Il s'agit en effet d'un défi de taille. J'ai fait mon doctorat précisément dans ce domaine : prédire la distance et la rapidité des glissements de terrain. Pour ce faire, j'ai compilé une base de données de cas comparatifs du monde entier. Dans le cas de Brienz, je peux maintenant utiliser cette base de données et la comparer avec des cas similaires dans d'autres endroits du monde. De cette manière, nous pouvons comparer les simulations avec des cas similaires réels et évaluer les scénarios qui pourraient potentiellement se produire. Ce ne sont pas des correspondances parfaites, mais ce sont d'assez bonnes analogies de ce qui pourrait se produire.
Utilisez-vous votre modèle dans d'autres cas en Suisse ?
Oui, je l'ai déjà appliqué à d'autres cas en Suisse, y compris pour le canton des Grisons.
Qu'est-ce que cela signifie pour votre recherche ? Avez-vous encore du temps à consacrer à la recherche en dehors de ces évaluations des risques ?
Brienz est un exemple de l'utilité des recherches de mon groupe pour la société, car nos résultats et nos outils peuvent aider les autorités à prendre des décisions scientifiquement fondées qui protègent la population. Ma vision en tant que titulaire de la chaire de géologie de l'ingénierie l'ETH Zurich est de mener des recherches innovantes qui améliorent notre connaissance des processus géologiques tels que les glissements de terrain et de transférer cette nouvelle compréhension dans des outils pratiques et des conseils qui peuvent être utilisés par les praticiens et pratitiennes et les décideuses et décideurs.

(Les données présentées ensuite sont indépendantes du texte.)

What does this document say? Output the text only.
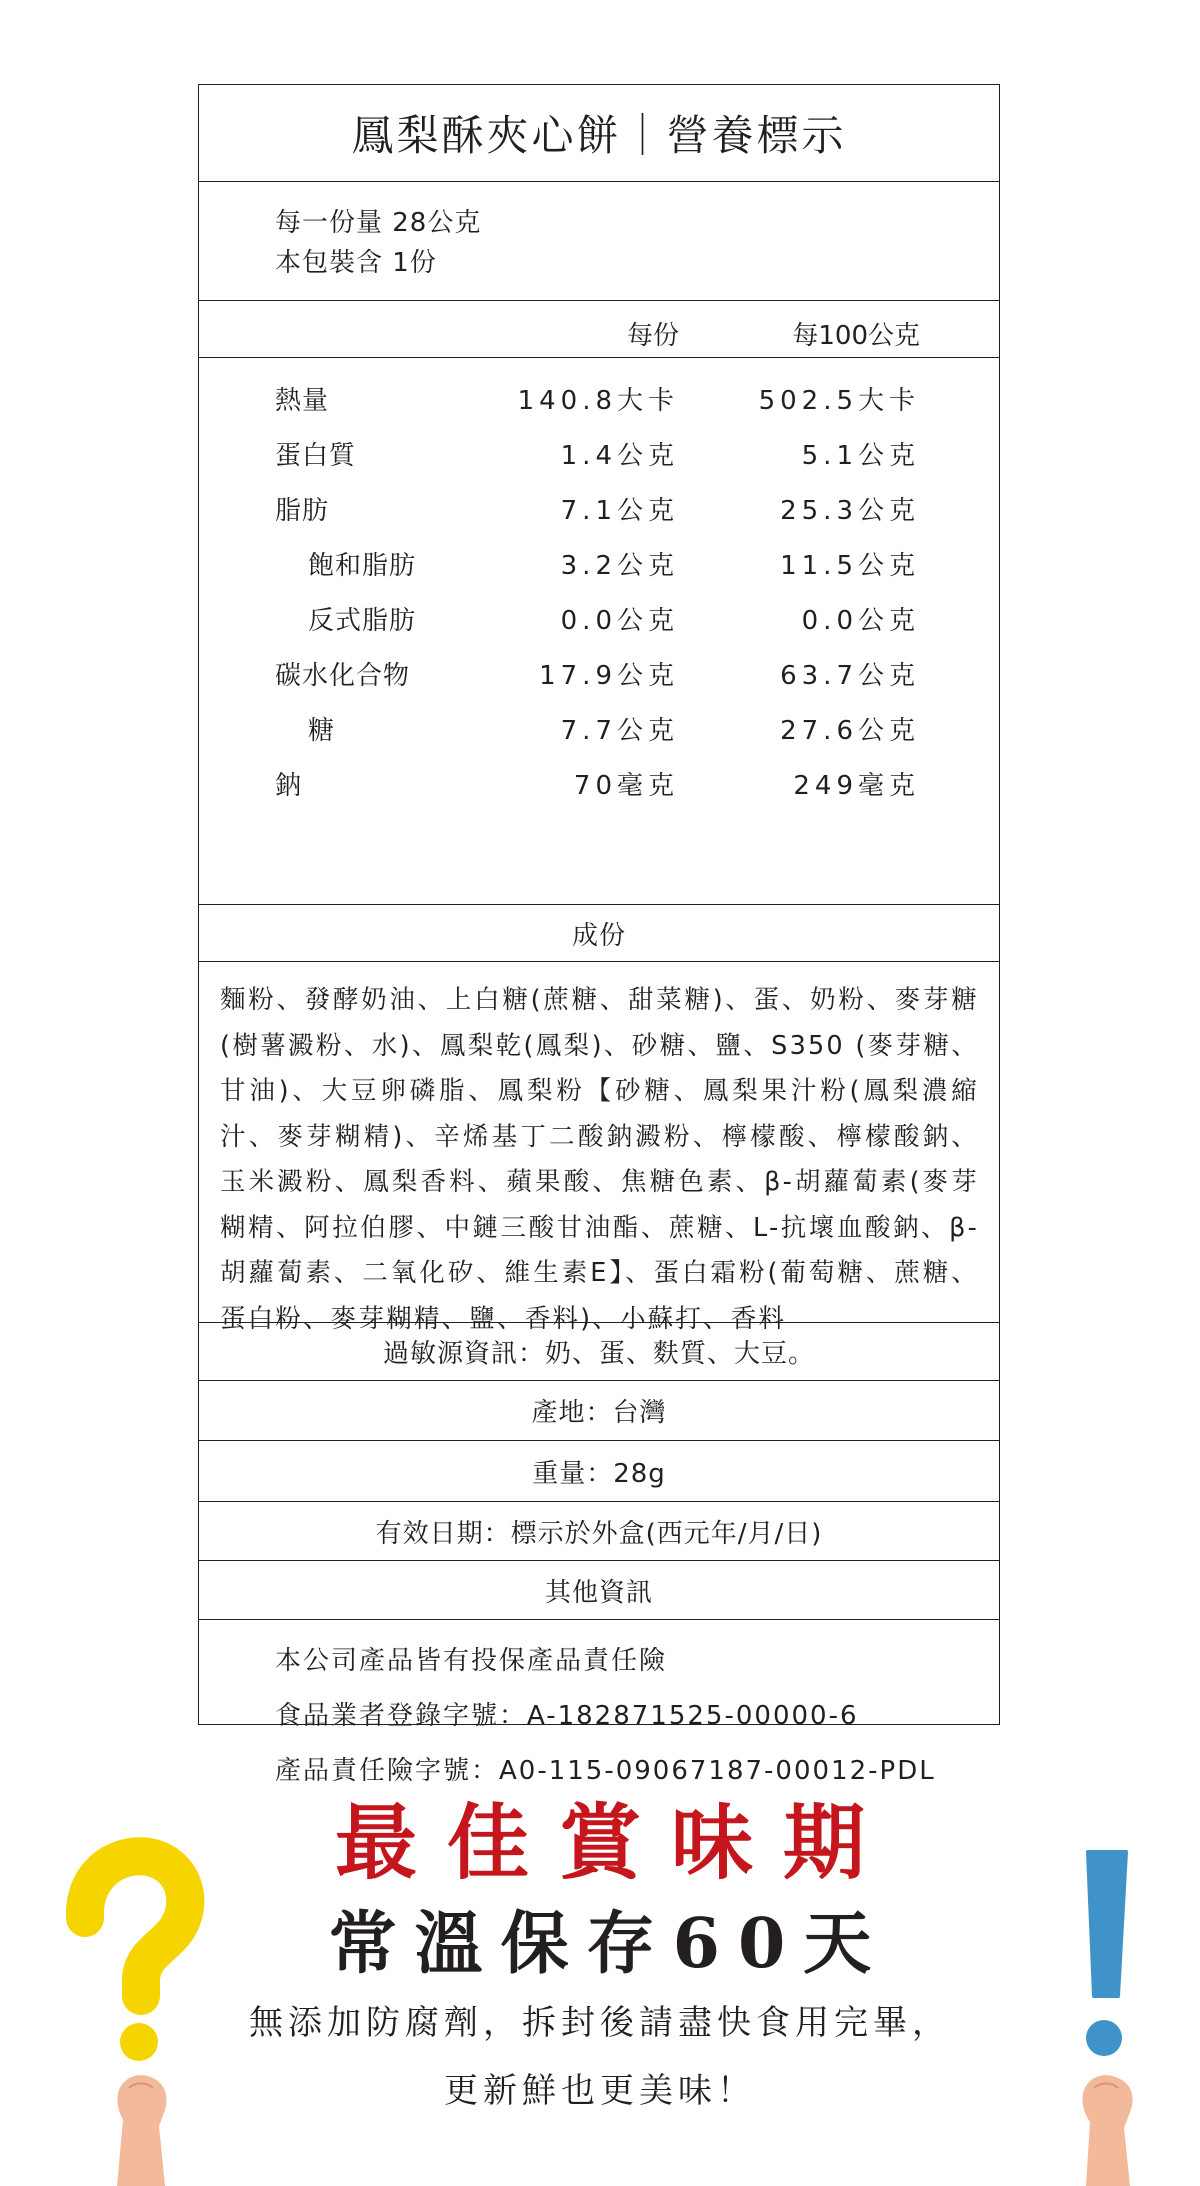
鳳梨酥夾心餅｜營養標示
每一份量 28公克
本包裝含 1份
每份	每100公克
熱量	140.8大卡	502.5大卡
蛋白質	1.4公克	5.1公克
脂肪	7.1公克	25.3公克
飽和脂肪	3.2公克	11.5公克
反式脂肪	0.0公克	0.0公克
碳水化合物	17.9公克	63.7公克
糖	7.7公克	27.6公克
鈉	70毫克	249毫克
成份
麵粉、發酵奶油、上白糖(蔗糖、甜菜糖)、蛋、奶粉、麥芽糖(樹薯澱粉、水)、鳳梨乾(鳳梨)、砂糖、鹽、S350 (麥芽糖、甘油)、大豆卵磷脂、鳳梨粉【砂糖、鳳梨果汁粉(鳳梨濃縮汁、麥芽糊精)、辛烯基丁二酸鈉澱粉、檸檬酸、檸檬酸鈉、玉米澱粉、鳳梨香料、蘋果酸、焦糖色素、β-胡蘿蔔素(麥芽糊精、阿拉伯膠、中鏈三酸甘油酯、蔗糖、L-抗壞血酸鈉、β-胡蘿蔔素、二氧化矽、維生素E】、蛋白霜粉(葡萄糖、蔗糖、蛋白粉、麥芽糊精、鹽、香料)、小蘇打、香料
過敏源資訊：奶、蛋、麩質、大豆。
產地：台灣
重量：28g
有效日期：標示於外盒(西元年/月/日)
其他資訊
本公司產品皆有投保產品責任險
食品業者登錄字號：A-182871525-00000-6
產品責任險字號：A0-115-09067187-00012-PDL
最佳賞味期
常溫保存60天
無添加防腐劑，拆封後請盡快食用完畢，
更新鮮也更美味！
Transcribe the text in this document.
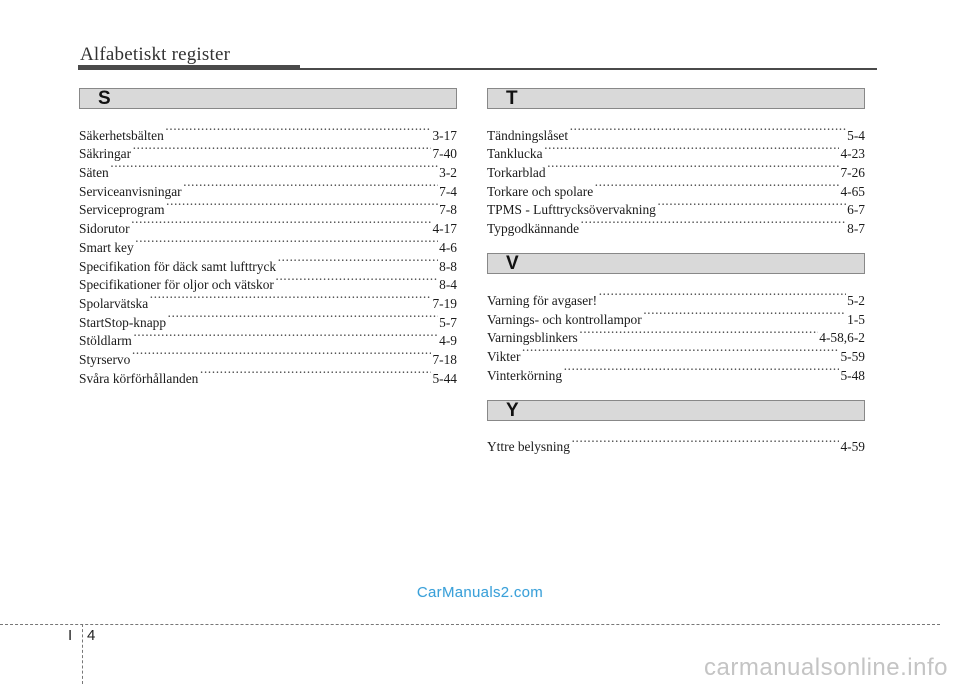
Alfabetiskt register
S
Säkerhetsbälten ·····	3-17
Säkringar ·····	7-40
Säten ·····	3-2
Serviceanvisningar ·····	7-4
Serviceprogram ·····	7-8
Sidorutor ·····	4-17
Smart key ·····	4-6
Specifikation för däck samt lufttryck ·····	8-8
Specifikationer för oljor och vätskor ·····	8-4
Spolarvätska ·····	7-19
StartStop-knapp ·····	5-7
Stöldlarm ·····	4-9
Styrservo ·····	7-18
Svåra körförhållanden ·····	5-44
T
Tändningslåset ·····	5-4
Tanklucka ·····	4-23
Torkarblad ·····	7-26
Torkare och spolare ·····	4-65
TPMS - Lufttrycksövervakning ·····	6-7
Typgodkännande ·····	8-7
V
Varning för avgaser! ·····	5-2
Varnings- och kontrollampor ·····	1-5
Varningsblinkers ·····	4-58,6-2
Vikter ·····	5-59
Vinterkörning ·····	5-48
Y
Yttre belysning ·····	4-59
CarManuals2.com
I 4
carmanualsonline.info
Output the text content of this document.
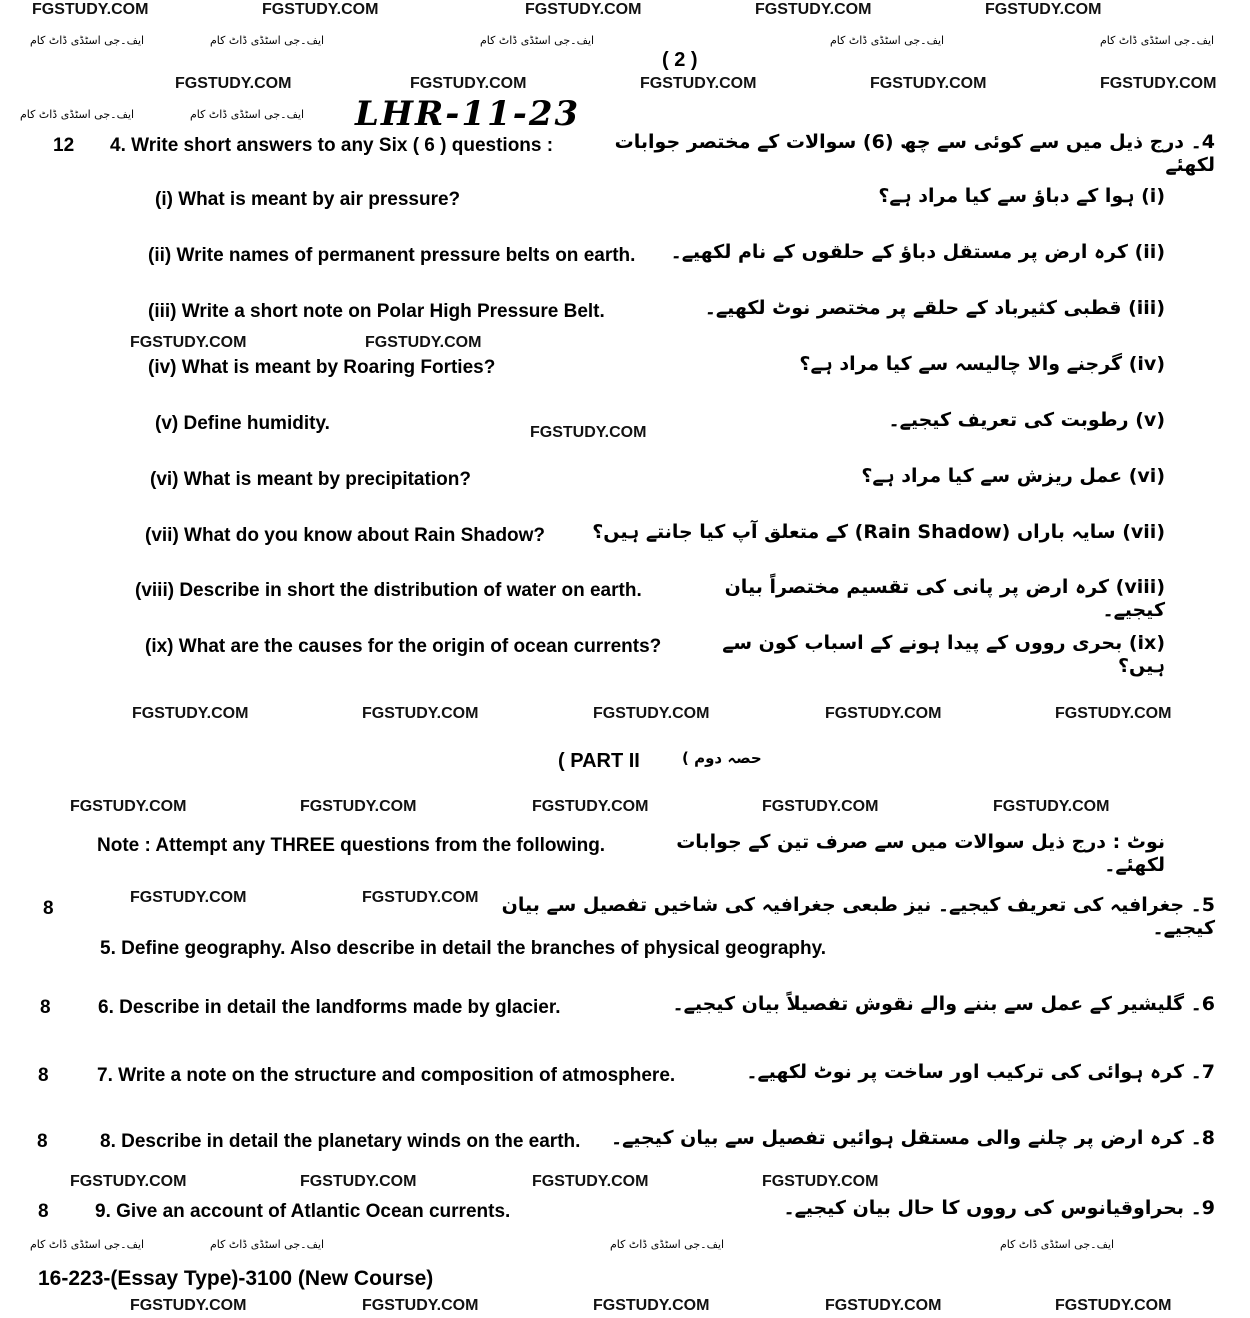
FGSTUDY.COM	FGSTUDY.COM	FGSTUDY.COM	FGSTUDY.COM	FGSTUDY.COM
ایف۔جی اسٹڈی ڈاٹ کام	ایف۔جی اسٹڈی ڈاٹ کام	ایف۔جی اسٹڈی ڈاٹ کام	ایف۔جی اسٹڈی ڈاٹ کام	ایف۔جی اسٹڈی ڈاٹ کام
( 2 )
FGSTUDY.COM	FGSTUDY.COM	FGSTUDY.COM	FGSTUDY.COM	FGSTUDY.COM
ایف۔جی اسٹڈی ڈاٹ کام	ایف۔جی اسٹڈی ڈاٹ کام LHR-11-23
12 4. Write short answers to any Six ( 6 ) questions :	4۔ درج ذیل میں سے کوئی سے چھ (6) سوالات کے مختصر جوابات لکھئے
(i) What is meant by air pressure?	(i) ہوا کے دباؤ سے کیا مراد ہے؟
(ii) Write names of permanent pressure belts on earth. (ii) کرہ ارض پر مستقل دباؤ کے حلقوں کے نام لکھیے۔
(iii) Write a short note on Polar High Pressure Belt.	(iii) قطبی کثیرباد کے حلقے پر مختصر نوٹ لکھیے۔
FGSTUDY.COM	FGSTUDY.COM
(iv) What is meant by Roaring Forties?	(iv) گرجنے والا چالیسہ سے کیا مراد ہے؟
(v) Define humidity.	(v) رطوبت کی تعریف کیجیے۔
FGSTUDY.COM
(vi) What is meant by precipitation?	(vi) عمل ریزش سے کیا مراد ہے؟
(vii) What do you know about Rain Shadow? (vii) سایہ باراں (Rain Shadow) کے متعلق آپ کیا جانتے ہیں؟
(viii) Describe in short the distribution of water on earth.	(viii) کرہ ارض پر پانی کی تقسیم مختصراً بیان کیجیے۔
(ix) What are the causes for the origin of ocean currents?	(ix) بحری رووں کے پیدا ہونے کے اسباب کون سے ہیں؟
FGSTUDY.COM	FGSTUDY.COM	FGSTUDY.COM	FGSTUDY.COM	FGSTUDY.COM
( PART II	حصہ دوم )
FGSTUDY.COM	FGSTUDY.COM	FGSTUDY.COM	FGSTUDY.COM	FGSTUDY.COM
Note : Attempt any THREE questions from the following.	نوٹ : درج ذیل سوالات میں سے صرف تین کے جوابات لکھئے۔
FGSTUDY.COM	FGSTUDY.COM
8	5۔ جغرافیہ کی تعریف کیجیے۔ نیز طبعی جغرافیہ کی شاخیں تفصیل سے بیان کیجیے۔
5. Define geography. Also describe in detail the branches of physical geography.
8 6. Describe in detail the landforms made by glacier.	6۔ گلیشیر کے عمل سے بننے والے نقوش تفصیلاً بیان کیجیے۔
8	7. Write a note on the structure and composition of atmosphere.	7۔ کرہ ہوائی کی ترکیب اور ساخت پر نوٹ لکھیے۔
8	8. Describe in detail the planetary winds on the earth. 8۔ کرہ ارض پر چلنے والی مستقل ہوائیں تفصیل سے بیان کیجیے۔
FGSTUDY.COM	FGSTUDY.COM	FGSTUDY.COM	FGSTUDY.COM
8 9. Give an account of Atlantic Ocean currents.	9۔ بحراوقیانوس کی رووں کا حال بیان کیجیے۔
ایف۔جی اسٹڈی ڈاٹ کام	ایف۔جی اسٹڈی ڈاٹ کام	ایف۔جی اسٹڈی ڈاٹ کام	ایف۔جی اسٹڈی ڈاٹ کام
16-223-(Essay Type)-3100 (New Course)
FGSTUDY.COM	FGSTUDY.COM	FGSTUDY.COM	FGSTUDY.COM	FGSTUDY.COM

L'objectif final est de permettre à la société de prendre des décisions éclairées qui protègent les personnes et les infrastructures. C'est dans ce contexte général que nous menons la recherche fondamentale dans mon groupe.
Pouvez-vous améliorer le modèle ?
Oui, certainement, et nous continuerons à l'améliorer. Pour ce faire, nous devons mieux comprendre les mécanismes qui sous-tendent ces catastrophes naturelles. Mon groupe mène un certain nombre de projets de recherche dans cette direction, et nous avons d'excellents collaborateurs et collaboratrices qui y travaillent. Je suis optimiste quant à notre capacité à développer les nouveaux outils dont nous avons besoin de toute urgence pour relever les défis futurs de la société, du moins en ce qui concerne la géologie de l'ingénierie.